Dans un coin de son esprit, la chose ne l'étonnait même pas. C'est toujours lorsque l'on a un besoin urgent de passer un coup de fil que la technologie décide de vous envoyer balader en beauté. La jeune assistante en eut presque un rire amer et dépité en rangeant son portable dans sa poche. Puis elle porta son attention sur la "patronne", intriguée par son comportement. Émeline s'était approché du mur décrépit, passant les doigts sur les gravures incrustées dans le béton, perplexe.

— C'est... à rien comprendre, regarde ça, dit-elle presque absorbée par sa propre découverte, on dirait des dessins où j'sais pas quoi...
— Y'a que ça qui t'interesse ? s'énerva soudainement Amel, merde ! Y'a un truc qui rôde dans l'coin, on sait même c'que c'est. L'immeuble entier tombe en ruine, comme ça - elle claque des doigts - sous nos yeux, on s'retrouve coincées ici et toi, y'a que des gribouillis sur un mur qui t'questionne ?

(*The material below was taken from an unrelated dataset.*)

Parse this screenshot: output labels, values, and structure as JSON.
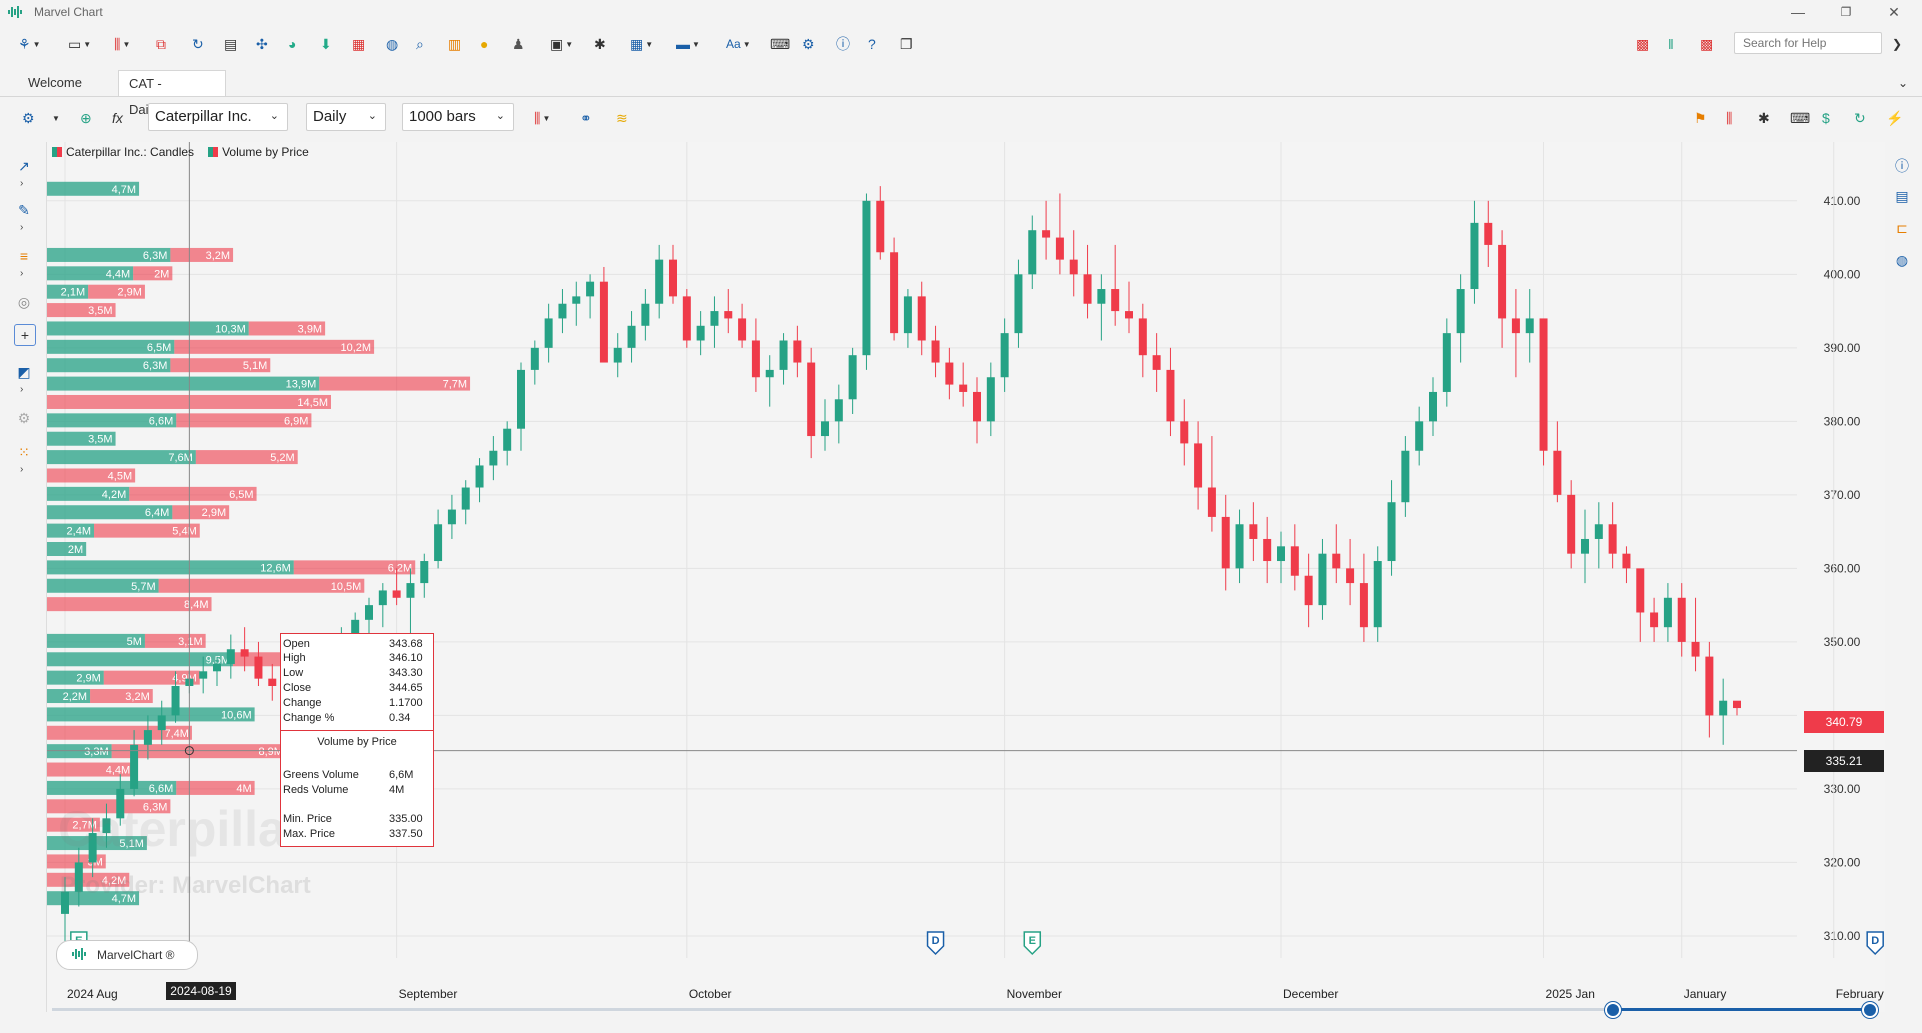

Dit comme ça, la situation n'était clairement pas enviable. Et Amel avait raison. Son accès de colère fit froncer les sourcils d'Émeline qui se détourna de sa découverte bien trop vivement pour un caractère d'ordinaire assez facile.

— Et tu veux qu'on fasse quoi, hein ! siffla-t-elle, le regard mauvais, c'est d'ma faute p'têt ?!

Son amie sursauta et eut un mouvement de recul, elle n'avait jamais vu une telle expression chez Émeline. Cette dernière s'en rendit compte en voyant l'expression surprise d'Amel et s'adoucit de nouveau. Pas le temps de s'excuser car avec ce mouvement brusque, le garde-fou contre lequel Amel s'était adossé se décrocha complètement et vacilla dans le vide. La jeune assistante partit en arrière avec lui, son coeur aurait pu lui sortir de sa poitrine sous le choc et c'est un hurlement de surprise qui franchit la barrière de ses lèvres. Dans un reflexe clairement insoupçonné, poussé à nouveau par l'instinct, Émeline eut juste le temps d'attraper fermement l'avant-bras de son amie avant qu'elle ne bascule definitivement dans le vide. Elle tira de toute ses forces en arrière, se laisse choir à même le sol et Amel retomba lourdement tout contre elle tandis que le garde-corps s'écrasa deux étages plus bas dans un terrible boucan de métal tordu. Le son résonna dans toute la cage d'escalier et les couloirs adjacents pour finalement être à nouveau dévoré par le silence des lieux. Il y eut un petit moment de flottement d'à peine quelques secondes où elles reprirent leur esprit, un instant qui sembla durer des heures avant que le hululement, plus proche cette fois, se fasse entendre de nouveau.

— Merde ! Merde ! Ça revient, grinça la gestionnaire qui se débattait pour se remettre sur ses pieds.

Le sol collant de crasse et de mousses poisseuses faisait glisser la semelle plate de ses chaussures. Amel en eut la nausée, à peine remise de sa précédente frayeur.

— Viens, allez ! Suis-moi ! On se tire de là ! Si on ne peut pas passer par l'entrée, on va sortir par le parking. Tu m'entends ? Allez, lève-toi.

C'est son amie qui fit un effort surhumain de volonté, pour cette fois ne plus se faire surprendre qui la tira par le bras, ouvrant de sa main libre la porte du palier donnant sur le second étage. Amel se laissa emporter par la poigne de fer d'Émeline et la porte se referma sur elle dans un claquement sourd.